Yahoo and SBEE lecture: Sendhil Mullainathan
Ehrlicher Room, 3100 North Quad
As part of the School of Information’s Yahoo! seminar series and Social, Behavioral and Experimental Economics (SBEE) lecture series, Sendhil Mullainathan, Professor of Economics at Harvard University, will discuss his recent research on the intersection of behavioral economics and machine learning. This talk is sponsored by the School of Information; the Center on Finance, Law and Policy; and the Social, Behavioral and Experimental Economics seminar.
Lunch will be provided.
Making Good Policies with Bad Causal Inference: The Role of Prediction and Machine Learning
In the last few decades, we have learned to be careful about causation, and have developed powerful tools for making causal inferences from data. Applying these tools has generated both policy impact and conceptual insights. Dr. Mullainathan will argue that there are a large class of problems where causal inference is largely unnecessary where, instead, prediction is the central challenge. These problems are ideally suited to machine learning and high dimensional data analysis tools. In this talk Dr. Mullainathan will (1) try to delineate the difference between problems that require causation and problems that require prediction; (2) describe results from solving one such prediction problem in detail; (3) highlight the set of new statistical issues these problems raise; and (4) argue that solving these problems can also generate both policy impact and conceptual insights.

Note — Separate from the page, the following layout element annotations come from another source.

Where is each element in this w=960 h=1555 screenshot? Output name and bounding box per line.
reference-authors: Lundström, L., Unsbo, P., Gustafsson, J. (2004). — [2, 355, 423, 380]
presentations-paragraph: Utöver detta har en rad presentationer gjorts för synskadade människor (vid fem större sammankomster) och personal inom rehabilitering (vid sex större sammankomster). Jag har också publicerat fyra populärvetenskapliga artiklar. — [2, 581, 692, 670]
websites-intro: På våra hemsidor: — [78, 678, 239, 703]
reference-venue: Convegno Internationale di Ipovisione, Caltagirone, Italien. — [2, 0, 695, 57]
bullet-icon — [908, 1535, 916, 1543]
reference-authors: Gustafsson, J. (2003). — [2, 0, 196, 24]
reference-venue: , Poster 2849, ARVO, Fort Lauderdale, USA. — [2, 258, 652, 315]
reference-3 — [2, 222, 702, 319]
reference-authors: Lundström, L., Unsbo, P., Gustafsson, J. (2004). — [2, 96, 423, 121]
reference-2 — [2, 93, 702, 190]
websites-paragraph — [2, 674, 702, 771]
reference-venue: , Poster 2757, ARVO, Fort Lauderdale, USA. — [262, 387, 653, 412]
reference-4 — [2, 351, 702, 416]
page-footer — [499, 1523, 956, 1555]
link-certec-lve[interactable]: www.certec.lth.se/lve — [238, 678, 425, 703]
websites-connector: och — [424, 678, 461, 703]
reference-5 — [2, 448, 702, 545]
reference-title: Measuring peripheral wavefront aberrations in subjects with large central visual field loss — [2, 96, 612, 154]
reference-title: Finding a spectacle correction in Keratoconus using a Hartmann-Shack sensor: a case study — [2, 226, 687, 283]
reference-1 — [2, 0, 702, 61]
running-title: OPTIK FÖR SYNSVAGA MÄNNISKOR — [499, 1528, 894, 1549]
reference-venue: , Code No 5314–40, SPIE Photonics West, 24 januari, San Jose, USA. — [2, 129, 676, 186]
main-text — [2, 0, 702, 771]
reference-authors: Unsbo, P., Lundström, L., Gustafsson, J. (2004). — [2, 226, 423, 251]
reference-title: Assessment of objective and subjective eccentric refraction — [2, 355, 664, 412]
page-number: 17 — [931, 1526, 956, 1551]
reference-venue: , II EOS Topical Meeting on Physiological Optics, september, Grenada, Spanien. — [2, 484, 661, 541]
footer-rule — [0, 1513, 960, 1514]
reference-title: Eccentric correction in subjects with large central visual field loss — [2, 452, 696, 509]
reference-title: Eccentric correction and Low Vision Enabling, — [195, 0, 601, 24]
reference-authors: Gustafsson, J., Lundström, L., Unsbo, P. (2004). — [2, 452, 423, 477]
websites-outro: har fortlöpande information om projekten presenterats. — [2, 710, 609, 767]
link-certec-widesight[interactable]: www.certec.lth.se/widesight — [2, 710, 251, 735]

Link to the paper: https://www.cs.cornell.edu/home/kleinber/aer15-prediction.pdf
About the speaker:
Sendhil Mullainathan is a Professor of Economics at Harvard University. His real passion is behavioral economics. His work runs a wide gamut: the impact of poverty on mental bandwidth; whether CEO pay is excessive; using fictitious resumes to measure discrimination; showing that higher cigarette taxes makes smokers happier; modeling how competition affects media bias; and a model of coarse thinking. His latest research focuses on using machine learning and data mining techniques to better understand human behavior.
He enjoys writing, having recently co-authored Scarcity: Why Having too Little Means so Much and writes regularly for the New York Times.
He helped co-found a non-profit to apply behavioral science (ideas42), co-founded a center to promote the use of randomized control trials in development (the Abdul Latif Jameel Poverty Action Lab), serves on the board of the MacArthur Foundation, and has worked in government in various roles, including most recently as Assistant Director of Research at the Consumer Financial Protection Bureau.
He is a recipient of the MacArthur “genius” Award, has been designated a “Young Global Leader” by the World Economic Forum, labeled a “Top 100 Thinker” by Foreign Policy Magazine, and named to the “Smart List: 50 people who will change the world” by Wired Magazine (UK). His hobbies include basketball, board games, googling and fixing-up classic espresso machines.